SAN FRANCISCO – Los Angeles attorney Sheen Myong Na faces suspension and probation following a May 16 California Supreme Court order over alleged misconduct in four client matters, according to a recent report issued by the State Bar of California and court documents.
The Supreme Court handed down a stayed three-year suspension and three years of conditional probation with up to two years of actual suspension until certain conditions are met, including restitution. Conditions of Na's probation also include passing the Multistate Professional Responsibility Exam, as previously recommended by the California State Bar Court's Hearing Department, and provide proof of rehabilitation and fitness to practice.
Na also was ordered to pay $5,300, plus interest, in restitution to two clients, in addition to costs.
Na's discipline will be effective Saturday, June 15, according to an announcement recently posted on the state bar's website.
Na was admitted to the bar in California on Dec. 3, 1982, according to his profile at the state bar website.
The most recent allegations against Na was his third disciplinary proceeding in California since 2013 and this time he was charged with nine counts of misconduct in four immigration matters.
In March of last year, a California State Bar Court hearing judge recommended Na receive a stayed three-year suspension and be placed on three years' probation after finding him culpable of all charges.
Na subsequently appealed four of the culpability findings - failing to perform with competence in three client matters and not refunding fees to one client.
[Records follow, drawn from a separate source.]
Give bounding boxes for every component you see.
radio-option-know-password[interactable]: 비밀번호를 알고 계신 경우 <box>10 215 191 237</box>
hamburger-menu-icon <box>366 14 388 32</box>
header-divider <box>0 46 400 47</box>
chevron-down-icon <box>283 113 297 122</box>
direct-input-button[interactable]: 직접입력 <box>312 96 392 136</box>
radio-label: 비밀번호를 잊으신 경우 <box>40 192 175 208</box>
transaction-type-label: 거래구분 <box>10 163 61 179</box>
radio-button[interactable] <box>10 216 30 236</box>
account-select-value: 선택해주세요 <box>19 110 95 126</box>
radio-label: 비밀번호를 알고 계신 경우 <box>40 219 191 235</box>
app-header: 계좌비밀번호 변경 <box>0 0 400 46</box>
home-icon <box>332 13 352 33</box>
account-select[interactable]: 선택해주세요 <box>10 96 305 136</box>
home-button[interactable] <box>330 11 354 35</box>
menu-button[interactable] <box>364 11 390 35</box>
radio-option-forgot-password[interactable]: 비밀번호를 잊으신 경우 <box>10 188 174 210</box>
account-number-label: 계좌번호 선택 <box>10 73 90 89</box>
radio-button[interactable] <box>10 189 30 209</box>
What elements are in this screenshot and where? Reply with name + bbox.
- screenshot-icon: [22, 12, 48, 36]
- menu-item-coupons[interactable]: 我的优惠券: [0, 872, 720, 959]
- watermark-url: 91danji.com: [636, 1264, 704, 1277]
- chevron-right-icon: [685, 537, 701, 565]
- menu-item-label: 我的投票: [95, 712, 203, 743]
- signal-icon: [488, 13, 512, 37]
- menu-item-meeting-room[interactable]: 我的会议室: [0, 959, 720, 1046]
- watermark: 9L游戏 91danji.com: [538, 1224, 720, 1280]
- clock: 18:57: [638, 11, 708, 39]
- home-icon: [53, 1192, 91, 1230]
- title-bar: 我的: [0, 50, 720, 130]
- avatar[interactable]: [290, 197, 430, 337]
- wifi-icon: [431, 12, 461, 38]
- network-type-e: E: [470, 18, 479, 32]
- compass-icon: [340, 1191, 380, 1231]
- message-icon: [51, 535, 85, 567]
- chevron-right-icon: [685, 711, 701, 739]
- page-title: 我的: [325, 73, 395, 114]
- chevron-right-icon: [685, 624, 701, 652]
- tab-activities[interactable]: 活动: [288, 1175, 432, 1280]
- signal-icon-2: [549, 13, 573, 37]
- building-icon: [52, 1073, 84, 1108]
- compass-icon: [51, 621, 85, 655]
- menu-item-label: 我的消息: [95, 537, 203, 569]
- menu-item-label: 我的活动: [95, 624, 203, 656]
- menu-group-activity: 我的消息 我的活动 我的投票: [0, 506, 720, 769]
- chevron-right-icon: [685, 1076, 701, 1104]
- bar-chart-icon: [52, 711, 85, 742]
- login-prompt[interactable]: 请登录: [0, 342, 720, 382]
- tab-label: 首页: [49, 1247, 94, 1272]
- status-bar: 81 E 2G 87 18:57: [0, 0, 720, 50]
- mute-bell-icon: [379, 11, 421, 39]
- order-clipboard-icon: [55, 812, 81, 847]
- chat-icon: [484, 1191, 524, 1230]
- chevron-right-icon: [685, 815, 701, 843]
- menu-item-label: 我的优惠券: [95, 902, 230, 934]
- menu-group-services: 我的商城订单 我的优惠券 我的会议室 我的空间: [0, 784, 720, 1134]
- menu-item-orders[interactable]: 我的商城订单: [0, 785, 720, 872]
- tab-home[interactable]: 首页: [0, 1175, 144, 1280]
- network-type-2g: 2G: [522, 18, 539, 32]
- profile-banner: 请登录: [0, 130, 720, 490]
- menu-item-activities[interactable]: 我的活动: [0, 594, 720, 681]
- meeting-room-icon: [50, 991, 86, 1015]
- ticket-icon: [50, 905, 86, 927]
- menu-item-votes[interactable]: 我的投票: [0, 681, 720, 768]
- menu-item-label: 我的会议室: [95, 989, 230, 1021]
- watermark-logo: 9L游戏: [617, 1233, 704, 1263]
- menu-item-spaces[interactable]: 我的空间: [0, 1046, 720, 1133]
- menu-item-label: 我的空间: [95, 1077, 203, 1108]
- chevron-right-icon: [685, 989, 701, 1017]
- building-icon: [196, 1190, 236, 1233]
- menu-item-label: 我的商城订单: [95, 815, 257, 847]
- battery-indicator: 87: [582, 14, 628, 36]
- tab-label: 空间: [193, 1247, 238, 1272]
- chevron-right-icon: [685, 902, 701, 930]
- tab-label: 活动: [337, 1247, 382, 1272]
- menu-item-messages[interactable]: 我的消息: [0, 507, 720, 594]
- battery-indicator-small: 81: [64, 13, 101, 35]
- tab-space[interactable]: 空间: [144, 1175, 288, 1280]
Na also asked the state bar court to assign less aggravation and to recommend a "substantially" reduced discipline that included no more than 60 days of actual suspension, a State Bar Court opinion states.
This past February, the state bar court affirmed the hearing committee's recommendation.
"Though Na's misconduct, prior record and other aggravation are serious, disbarment is too severe because he has never been suspended or placed on probation in his prior cases," the state bar court's February opinion said. "We find that the hearing judge's discipline recommendation is appropriate."